“师兄怎么这般长久,云流手都酸了。”谢云流使了坏还不满足,整个人懒在他身上脸贴着脸狎昵,“好师兄——你怎么都不应我,你理理我啊。”

        师兄向来受不住自己这样拉长调子叫他,只要自己拉着他的袖子说几句好话,从来便什么都应允了他。

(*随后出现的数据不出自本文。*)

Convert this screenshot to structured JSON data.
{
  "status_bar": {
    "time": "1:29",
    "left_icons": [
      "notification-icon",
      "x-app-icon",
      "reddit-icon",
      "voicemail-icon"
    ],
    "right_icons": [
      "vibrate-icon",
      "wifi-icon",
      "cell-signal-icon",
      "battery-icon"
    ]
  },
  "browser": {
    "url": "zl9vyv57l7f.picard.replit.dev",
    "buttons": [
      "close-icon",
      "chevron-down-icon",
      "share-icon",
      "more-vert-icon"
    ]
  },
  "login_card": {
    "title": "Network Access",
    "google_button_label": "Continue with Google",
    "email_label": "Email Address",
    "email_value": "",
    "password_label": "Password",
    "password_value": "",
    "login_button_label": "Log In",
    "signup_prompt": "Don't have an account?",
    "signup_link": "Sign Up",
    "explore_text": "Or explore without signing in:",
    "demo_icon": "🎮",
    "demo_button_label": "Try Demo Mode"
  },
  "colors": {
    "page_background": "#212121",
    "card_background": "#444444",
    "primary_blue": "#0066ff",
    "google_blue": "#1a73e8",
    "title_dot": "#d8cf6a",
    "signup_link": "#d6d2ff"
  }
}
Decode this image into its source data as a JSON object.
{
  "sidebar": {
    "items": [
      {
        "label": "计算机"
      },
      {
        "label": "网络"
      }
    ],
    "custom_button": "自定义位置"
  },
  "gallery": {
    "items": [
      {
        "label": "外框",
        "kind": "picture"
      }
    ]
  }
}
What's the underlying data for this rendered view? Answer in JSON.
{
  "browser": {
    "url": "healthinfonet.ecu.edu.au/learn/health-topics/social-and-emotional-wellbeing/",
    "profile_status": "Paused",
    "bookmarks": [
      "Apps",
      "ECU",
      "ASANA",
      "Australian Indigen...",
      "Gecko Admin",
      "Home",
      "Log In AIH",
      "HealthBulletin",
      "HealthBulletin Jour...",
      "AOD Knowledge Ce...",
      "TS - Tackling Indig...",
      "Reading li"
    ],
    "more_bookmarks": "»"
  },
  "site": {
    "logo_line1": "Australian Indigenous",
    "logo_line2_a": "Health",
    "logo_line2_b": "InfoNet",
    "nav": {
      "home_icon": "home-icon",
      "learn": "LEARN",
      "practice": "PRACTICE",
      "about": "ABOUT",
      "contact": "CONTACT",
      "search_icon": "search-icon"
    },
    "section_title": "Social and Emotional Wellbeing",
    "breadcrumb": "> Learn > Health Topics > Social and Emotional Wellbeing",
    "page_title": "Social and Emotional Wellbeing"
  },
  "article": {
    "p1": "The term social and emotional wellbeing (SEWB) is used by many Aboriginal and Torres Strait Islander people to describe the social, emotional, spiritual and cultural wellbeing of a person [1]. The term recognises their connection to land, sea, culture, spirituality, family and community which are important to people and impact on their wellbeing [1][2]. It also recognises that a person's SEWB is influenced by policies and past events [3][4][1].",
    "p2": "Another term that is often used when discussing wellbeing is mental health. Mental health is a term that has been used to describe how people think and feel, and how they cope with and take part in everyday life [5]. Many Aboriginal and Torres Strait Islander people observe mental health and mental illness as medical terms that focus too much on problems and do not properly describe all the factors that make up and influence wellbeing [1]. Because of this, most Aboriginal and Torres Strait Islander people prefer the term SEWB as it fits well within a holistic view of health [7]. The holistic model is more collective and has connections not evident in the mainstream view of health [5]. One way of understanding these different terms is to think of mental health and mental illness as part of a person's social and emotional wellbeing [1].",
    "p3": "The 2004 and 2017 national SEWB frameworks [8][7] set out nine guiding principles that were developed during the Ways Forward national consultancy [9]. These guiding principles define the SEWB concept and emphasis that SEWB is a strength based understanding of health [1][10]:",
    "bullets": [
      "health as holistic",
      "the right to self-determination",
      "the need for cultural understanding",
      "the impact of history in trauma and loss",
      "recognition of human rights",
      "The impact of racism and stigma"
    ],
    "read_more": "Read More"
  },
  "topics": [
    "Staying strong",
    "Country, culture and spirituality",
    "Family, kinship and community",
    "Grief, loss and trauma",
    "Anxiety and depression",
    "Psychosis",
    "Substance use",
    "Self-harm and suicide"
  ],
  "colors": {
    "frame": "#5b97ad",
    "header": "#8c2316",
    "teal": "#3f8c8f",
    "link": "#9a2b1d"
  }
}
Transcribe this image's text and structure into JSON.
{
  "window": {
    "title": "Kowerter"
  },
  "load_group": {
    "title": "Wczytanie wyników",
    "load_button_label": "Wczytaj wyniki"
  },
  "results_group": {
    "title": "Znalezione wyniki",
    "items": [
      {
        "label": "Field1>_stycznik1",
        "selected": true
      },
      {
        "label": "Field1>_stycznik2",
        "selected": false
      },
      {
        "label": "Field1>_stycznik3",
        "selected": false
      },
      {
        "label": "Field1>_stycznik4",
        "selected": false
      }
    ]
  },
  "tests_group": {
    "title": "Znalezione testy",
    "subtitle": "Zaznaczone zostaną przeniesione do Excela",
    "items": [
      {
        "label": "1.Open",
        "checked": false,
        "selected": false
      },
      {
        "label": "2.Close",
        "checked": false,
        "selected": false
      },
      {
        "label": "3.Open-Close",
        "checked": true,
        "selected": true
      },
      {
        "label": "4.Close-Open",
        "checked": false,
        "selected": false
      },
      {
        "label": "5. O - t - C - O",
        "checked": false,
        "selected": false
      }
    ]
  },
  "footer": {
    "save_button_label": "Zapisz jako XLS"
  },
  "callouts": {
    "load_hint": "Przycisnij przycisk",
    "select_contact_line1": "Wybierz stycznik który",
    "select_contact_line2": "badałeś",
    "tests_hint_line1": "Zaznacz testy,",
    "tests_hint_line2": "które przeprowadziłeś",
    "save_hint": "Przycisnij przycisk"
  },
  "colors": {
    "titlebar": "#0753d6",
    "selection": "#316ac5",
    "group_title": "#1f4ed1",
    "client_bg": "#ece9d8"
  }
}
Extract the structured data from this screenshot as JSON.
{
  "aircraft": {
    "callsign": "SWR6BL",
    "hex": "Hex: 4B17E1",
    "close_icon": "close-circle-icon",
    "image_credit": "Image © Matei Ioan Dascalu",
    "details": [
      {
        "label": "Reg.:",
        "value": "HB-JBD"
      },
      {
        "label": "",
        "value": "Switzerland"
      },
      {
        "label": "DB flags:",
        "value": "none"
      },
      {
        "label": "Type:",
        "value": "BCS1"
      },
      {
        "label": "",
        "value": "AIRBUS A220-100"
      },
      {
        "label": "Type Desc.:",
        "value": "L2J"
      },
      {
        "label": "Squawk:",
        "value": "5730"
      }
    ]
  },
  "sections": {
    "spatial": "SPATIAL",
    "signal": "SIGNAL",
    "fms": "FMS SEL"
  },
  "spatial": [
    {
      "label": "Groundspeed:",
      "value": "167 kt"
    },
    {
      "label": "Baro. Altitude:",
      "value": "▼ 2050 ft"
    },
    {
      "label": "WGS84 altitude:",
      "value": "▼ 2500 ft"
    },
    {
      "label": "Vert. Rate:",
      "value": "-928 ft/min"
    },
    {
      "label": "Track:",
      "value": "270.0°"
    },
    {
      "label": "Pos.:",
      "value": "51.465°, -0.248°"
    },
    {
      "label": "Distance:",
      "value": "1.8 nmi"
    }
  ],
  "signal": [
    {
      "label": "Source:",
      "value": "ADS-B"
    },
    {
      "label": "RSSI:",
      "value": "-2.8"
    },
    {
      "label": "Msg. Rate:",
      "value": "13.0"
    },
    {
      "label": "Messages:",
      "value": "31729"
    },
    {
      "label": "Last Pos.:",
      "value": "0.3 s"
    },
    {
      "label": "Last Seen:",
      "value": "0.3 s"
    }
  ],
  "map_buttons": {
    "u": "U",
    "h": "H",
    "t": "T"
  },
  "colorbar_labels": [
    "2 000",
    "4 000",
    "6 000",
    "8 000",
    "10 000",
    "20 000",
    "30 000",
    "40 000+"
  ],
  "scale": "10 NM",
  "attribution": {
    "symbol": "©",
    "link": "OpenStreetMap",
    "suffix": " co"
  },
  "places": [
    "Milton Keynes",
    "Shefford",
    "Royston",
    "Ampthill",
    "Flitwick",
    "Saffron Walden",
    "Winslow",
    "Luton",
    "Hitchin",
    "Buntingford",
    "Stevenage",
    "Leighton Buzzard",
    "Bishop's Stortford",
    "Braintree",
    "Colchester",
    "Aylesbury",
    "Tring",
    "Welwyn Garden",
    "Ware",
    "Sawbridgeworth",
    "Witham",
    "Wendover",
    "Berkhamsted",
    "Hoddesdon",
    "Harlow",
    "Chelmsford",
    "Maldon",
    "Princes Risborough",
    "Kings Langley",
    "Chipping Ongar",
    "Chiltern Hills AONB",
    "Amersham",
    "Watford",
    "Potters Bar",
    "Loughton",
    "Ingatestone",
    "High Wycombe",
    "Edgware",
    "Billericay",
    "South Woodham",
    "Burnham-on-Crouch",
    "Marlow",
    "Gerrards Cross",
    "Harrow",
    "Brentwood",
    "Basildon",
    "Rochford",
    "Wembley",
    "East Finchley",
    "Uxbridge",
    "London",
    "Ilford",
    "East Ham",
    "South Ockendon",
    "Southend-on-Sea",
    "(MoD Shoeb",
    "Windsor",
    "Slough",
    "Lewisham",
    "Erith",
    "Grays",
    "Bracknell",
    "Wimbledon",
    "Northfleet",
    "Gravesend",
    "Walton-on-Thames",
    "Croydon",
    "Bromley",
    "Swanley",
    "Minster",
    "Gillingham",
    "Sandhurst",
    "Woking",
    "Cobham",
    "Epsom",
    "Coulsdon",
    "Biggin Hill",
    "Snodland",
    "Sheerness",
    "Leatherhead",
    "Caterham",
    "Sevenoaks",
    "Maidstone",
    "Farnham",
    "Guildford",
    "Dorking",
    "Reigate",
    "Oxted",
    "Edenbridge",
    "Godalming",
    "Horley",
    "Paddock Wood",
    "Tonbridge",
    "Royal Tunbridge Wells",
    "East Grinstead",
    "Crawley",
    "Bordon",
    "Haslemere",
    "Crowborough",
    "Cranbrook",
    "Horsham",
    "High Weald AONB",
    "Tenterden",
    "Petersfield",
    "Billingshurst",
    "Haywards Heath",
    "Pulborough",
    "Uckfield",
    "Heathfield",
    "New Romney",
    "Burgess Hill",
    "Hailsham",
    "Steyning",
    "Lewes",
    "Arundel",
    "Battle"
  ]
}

这次是床上又如何,哪怕他是在淫弄师兄也不能例外。

        李忘生终于磨没了脾气,捏着他后颈将他提远了些,修长执剑的手顺着谢云流尚且还算整齐的衣襟滑下,落在下身鼓胀处覆了上去,霎时听得一声吸气,“云流这般…不难过吗?”

        多年清修的年长者尚被撩拨至此,初尝情欲的少年人能有什么出息,下体早就坚硬如铁,只不愿露了怯才百般作妖,好像比师兄情欲更盛便输了什么似的。

        谢云流被点破,耳尖都透着粉,却还要嘴硬,“自然难过,我替师兄着想,师兄却不为我疏解更难过。”

        他这番说辞本意不过嘴上讨个便宜,再哄师兄为自己摸一摸,怎料对方叹了口气,推着他的肩要他坐在榻上后,便跪在他腿间,径直解了他裤子释出饱胀阴茎,垂眸片刻竟低头去含。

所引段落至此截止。